Teksas’tan Kaura Taylor’ın ailesi tarafından kayıp olduğu bildirildi. Sevdikleri eve dönmesi için ona yalvardı.
Annesi Melba Whitehead, gazetecilere şunları söyledi: ‘Bu kült çılgın. Etraflarındaki herkes için bir tehdit oluşturuyorlar. ‘
Geçen yıl yeni elçilerinin gelişini kutlayan Gasho şöyle yazdı: ‘Bana Kuzey Krallığı’nın vizyonu ve hareketi için her şeyi yapmaya hazır olduğunu söyledi.’
‘Halkını Amerika’da, ailesine ve Atahene’in ikinci karısı olduğu bilinen her şeyde bıraktı.’ Üçlüye geçen Pazartesi gününe kadar kamplarından ayrılmalarını talep eden bir tahliye bildirimi sunuldu, ancak mahkeme kararına meydan okudular.
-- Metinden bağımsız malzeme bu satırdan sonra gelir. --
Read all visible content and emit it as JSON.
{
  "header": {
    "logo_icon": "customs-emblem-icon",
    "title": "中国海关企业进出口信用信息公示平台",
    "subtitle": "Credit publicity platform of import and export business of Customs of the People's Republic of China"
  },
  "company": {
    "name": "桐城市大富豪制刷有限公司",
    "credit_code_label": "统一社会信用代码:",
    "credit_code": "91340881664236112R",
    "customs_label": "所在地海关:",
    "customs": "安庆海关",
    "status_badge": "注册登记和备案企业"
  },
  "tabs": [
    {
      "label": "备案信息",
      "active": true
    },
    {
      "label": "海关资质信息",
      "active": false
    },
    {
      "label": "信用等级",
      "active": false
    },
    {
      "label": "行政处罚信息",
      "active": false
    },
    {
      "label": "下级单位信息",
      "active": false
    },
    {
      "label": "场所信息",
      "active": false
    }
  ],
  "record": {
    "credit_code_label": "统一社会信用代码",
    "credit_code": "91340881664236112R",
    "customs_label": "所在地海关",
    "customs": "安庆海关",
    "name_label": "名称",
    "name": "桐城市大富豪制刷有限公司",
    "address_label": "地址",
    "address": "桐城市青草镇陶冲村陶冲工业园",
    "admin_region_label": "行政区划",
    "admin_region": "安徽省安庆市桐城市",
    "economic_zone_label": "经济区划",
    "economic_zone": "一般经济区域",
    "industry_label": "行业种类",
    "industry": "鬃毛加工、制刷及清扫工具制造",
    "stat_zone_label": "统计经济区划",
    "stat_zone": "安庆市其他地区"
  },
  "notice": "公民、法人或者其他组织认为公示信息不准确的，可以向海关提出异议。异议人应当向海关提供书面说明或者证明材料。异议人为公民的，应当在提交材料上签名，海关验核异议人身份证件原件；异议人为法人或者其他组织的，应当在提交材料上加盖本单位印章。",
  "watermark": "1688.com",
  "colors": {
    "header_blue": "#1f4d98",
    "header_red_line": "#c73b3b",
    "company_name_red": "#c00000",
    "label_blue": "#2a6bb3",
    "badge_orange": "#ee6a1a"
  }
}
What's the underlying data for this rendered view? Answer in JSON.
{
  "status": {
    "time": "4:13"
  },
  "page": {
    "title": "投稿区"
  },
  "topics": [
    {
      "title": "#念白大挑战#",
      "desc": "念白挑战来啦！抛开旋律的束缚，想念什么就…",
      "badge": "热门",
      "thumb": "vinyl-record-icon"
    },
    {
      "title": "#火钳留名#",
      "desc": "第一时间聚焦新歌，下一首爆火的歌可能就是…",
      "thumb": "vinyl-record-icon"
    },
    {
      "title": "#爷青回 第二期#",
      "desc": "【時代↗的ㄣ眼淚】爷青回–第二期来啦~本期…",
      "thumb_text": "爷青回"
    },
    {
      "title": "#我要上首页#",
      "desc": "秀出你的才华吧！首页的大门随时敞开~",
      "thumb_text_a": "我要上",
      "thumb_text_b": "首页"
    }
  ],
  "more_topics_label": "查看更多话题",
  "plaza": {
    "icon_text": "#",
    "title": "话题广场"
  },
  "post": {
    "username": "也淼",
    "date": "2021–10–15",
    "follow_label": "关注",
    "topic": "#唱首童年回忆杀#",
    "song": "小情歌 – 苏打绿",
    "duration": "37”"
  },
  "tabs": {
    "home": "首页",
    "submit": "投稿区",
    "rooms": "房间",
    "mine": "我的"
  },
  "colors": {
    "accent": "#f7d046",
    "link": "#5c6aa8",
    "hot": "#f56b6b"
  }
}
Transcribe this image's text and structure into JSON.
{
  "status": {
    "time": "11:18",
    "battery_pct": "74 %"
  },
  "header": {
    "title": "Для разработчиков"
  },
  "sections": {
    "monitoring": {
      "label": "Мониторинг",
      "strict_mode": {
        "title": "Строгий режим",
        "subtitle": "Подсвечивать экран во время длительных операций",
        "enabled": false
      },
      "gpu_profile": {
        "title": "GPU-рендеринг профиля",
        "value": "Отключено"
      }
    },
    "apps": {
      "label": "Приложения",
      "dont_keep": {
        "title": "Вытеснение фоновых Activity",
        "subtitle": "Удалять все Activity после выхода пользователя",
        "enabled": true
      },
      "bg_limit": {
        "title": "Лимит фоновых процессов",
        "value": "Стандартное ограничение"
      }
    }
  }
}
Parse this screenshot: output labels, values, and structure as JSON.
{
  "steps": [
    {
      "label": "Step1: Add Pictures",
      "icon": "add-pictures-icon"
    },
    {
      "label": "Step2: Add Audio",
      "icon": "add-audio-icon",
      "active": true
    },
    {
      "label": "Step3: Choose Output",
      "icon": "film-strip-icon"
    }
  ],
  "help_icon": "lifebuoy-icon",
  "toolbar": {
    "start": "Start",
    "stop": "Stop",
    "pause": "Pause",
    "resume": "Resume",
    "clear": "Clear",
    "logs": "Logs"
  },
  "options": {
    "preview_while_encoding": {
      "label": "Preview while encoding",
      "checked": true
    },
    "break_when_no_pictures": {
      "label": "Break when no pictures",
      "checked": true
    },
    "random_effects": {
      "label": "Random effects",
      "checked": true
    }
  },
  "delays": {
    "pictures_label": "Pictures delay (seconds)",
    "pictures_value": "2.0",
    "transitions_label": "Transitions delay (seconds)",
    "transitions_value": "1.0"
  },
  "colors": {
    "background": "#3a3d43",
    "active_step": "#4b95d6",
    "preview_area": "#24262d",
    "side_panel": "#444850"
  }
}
Offeh şöyle dedi: ‘Herhangi bir otoritenin toprağa sahip olduğuna inanmıyoruz. Dünya Baba’ya ait. ‘
Yanıt olarak, Şerif Peter Patterson Cuma günü Jedburgh Şerif Mahkemesi’nde altı dakikalık bir duruşmada üçlünün kendi adını taşıyan Kubala krallığına karşı ‘acil çıkarma’ kararnamesi yayınladı. Ancak, meydan okuyan grup hala ormanda.

‘Kubala Krallığı’ üyeleri
Sipariş, kasabanın eteklerinde bir sanayi bölgesinin arkasında bulunan özel araziyi terk etmelerini talep ediyor.
Duruşma avukatı sırasında Conner McConnell, toprak sahipleri David ve Mary Palmer adına hareket etti, Darnic Parklands olarak bilinen ormandan ‘yetkisiz işgalcilerin kaldırılması’ için bir eylem yaptı.
Şerif Patterson, ‘Mülkün tahliyesini zorlayan kararname vermekten mutluluk duyuyorum’ dedi.
Karar, ‘acil çıkarma’ ve kabile üyelerine karşı şerif memurlarının maliyetlerini karşılamak için masrafların verilmesini içeriyordu. Offeh, üçlünün tahliye emrinden ‘korkmadığını’ ve ‘hapisten korkmadığını’ söyledi.
Birkaç hafta boyunca birkaç ikinci elden daha fazla bir şey içinde yaşamadıkları kampta konuşan ‘Kral Atahene’ dedi: ‘Göklerin ve Dünya’nın yaratıcısı bizimle olan.
‘Ve mahkemenin-sözde mahkeme-ne olursa olsun korkmuyoruz.’
Tahliye kararıyla ilgili haberler, mahkemede temsil edilmeyen gruba hemen sonra kamplarına giden gazeteciler tarafından aktarılmıştı.
Bay Offeh, ‘Eğer gitmemiz gerekiyorsa, Yaradan bize gidecek başka bir yer bulacak.’